By 1977, when he began to deliver the lectures collected here, Barthes had moved a long way from the rigour that made his name: the ingenious analyses of popular culture in Mythologies, the intricate examination of texts as disparate as the Bible and pasta advertising, the austere anatomy of The Fashion System. With the publication of Roland Barthes par Roland Barthes (a fragmentary meditation on autobiography) in 1975, he had allowed himself to drift into almost novelistic territory.


Indeed, he announced his intention to write a novel, then conceded his failure by teaching a course on the desire to write novels. The Neutral is not that course, but the previous year's: a reflection, already, on letting go.

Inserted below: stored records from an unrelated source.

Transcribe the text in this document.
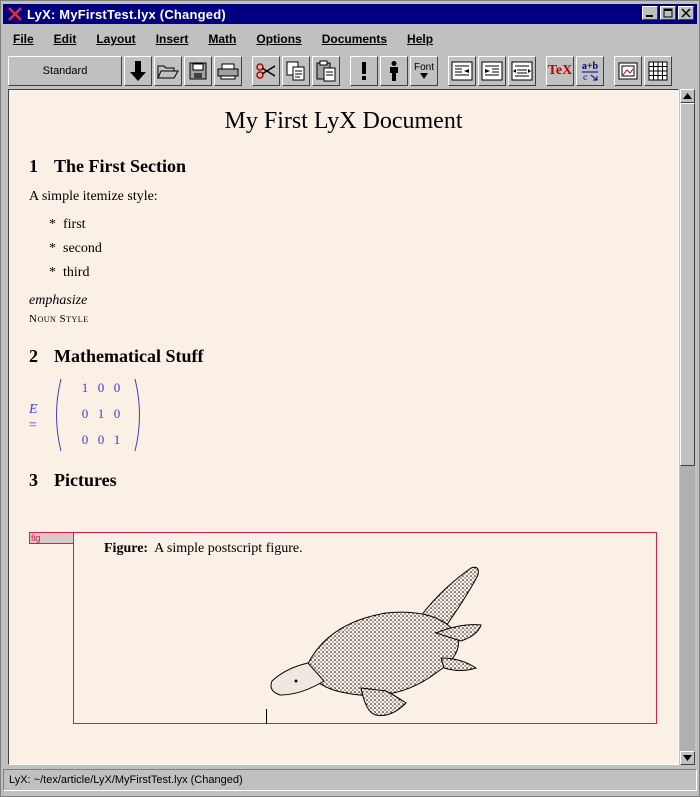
LyX: MyFirstTest.lyx (Changed)
File	Edit	Layout	Insert	Math	Options	Documents	Help
Standard	Font	TeX a+b
c
My First LyX Document
1 The First Section
A simple itemize style:
* first
* second
* third
emphasize
Noun Style
2 Mathematical Stuff
E =
1 0 0
0 1 0
0 0 1
3 Pictures
fig
Figure: A simple postscript figure.
LyX: ~/tex/article/LyX/MyFirstTest.lyx (Changed)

The "neutral" of the title has little to do with the "neuter" of linguistics, and nothing at all to do with a geopolitical neutrality. What Barthes has in mind is instead a subtle refusal of the categories that language, politics, culture and daily life inflict upon us. Not, in other words, a rebellion, but a kind of evasion of power, assurance and arrogance. For a writer so often accused of certain doctrinaire attitudes (it is hard to imagine a critic less at home with the tone of the manifesto, whatever people who have skim-read The Death of the Author might tell you) he spent a good deal of his career trying to imagine a neutral - which is not to say detached - space from which to write and think. He finds it in an extraordinary range of places, works and experiences. Tiredness, he writes, is a sort of neutrality: "I am always surprised (stunned) by the tirelessness of others". He admires the neutral qualities of discretion and tact, and recoils from the idiotic performance of openness and honesty; frankness, he says, is "an open door, and wide open, onto stupidity".

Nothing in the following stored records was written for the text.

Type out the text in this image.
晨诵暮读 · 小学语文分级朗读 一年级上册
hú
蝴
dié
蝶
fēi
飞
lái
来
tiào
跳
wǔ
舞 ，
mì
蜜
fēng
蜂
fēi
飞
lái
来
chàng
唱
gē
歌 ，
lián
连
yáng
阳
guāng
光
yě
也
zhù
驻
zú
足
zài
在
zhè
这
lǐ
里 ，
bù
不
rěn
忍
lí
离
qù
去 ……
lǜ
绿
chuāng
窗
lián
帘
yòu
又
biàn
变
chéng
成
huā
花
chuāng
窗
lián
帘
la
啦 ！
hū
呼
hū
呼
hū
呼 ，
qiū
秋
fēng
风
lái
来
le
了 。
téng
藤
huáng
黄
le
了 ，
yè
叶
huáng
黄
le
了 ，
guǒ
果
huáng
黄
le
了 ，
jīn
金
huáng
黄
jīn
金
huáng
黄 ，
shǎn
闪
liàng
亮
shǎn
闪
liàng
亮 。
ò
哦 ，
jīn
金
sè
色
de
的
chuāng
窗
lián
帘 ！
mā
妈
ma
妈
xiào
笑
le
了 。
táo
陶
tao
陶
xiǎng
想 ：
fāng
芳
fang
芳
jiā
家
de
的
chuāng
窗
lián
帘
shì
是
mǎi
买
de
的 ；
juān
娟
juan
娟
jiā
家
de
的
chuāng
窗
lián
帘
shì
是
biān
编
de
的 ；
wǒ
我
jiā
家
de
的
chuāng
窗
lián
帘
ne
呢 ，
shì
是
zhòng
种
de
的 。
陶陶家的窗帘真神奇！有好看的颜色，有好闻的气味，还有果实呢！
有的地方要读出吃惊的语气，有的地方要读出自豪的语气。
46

Although the references pile up - to Proust, Montaigne, Baudelaire, Buddhism, to the "banality" prized by Chinese aesthetics and (intriguingly) the lonely wanderings of Irish monks - this neutral seems an elusive entity. No sooner has Barthes settled on an example than it slips away: headaches are apparently instances of the neutral, but headaches are also hysterical, and there can be no meeting of hysteria and neutrality. Sleep is neutral, but dreams are not. At times, the book resembles a list of its author's likes and dislikes (he admits, elsewhere, to this tendency in himself); it is as if, by asserting his allergy to assertiveness, by declaring his love for Paris at dusk, he thinks to keep the world at bay behind a fog of sensibility.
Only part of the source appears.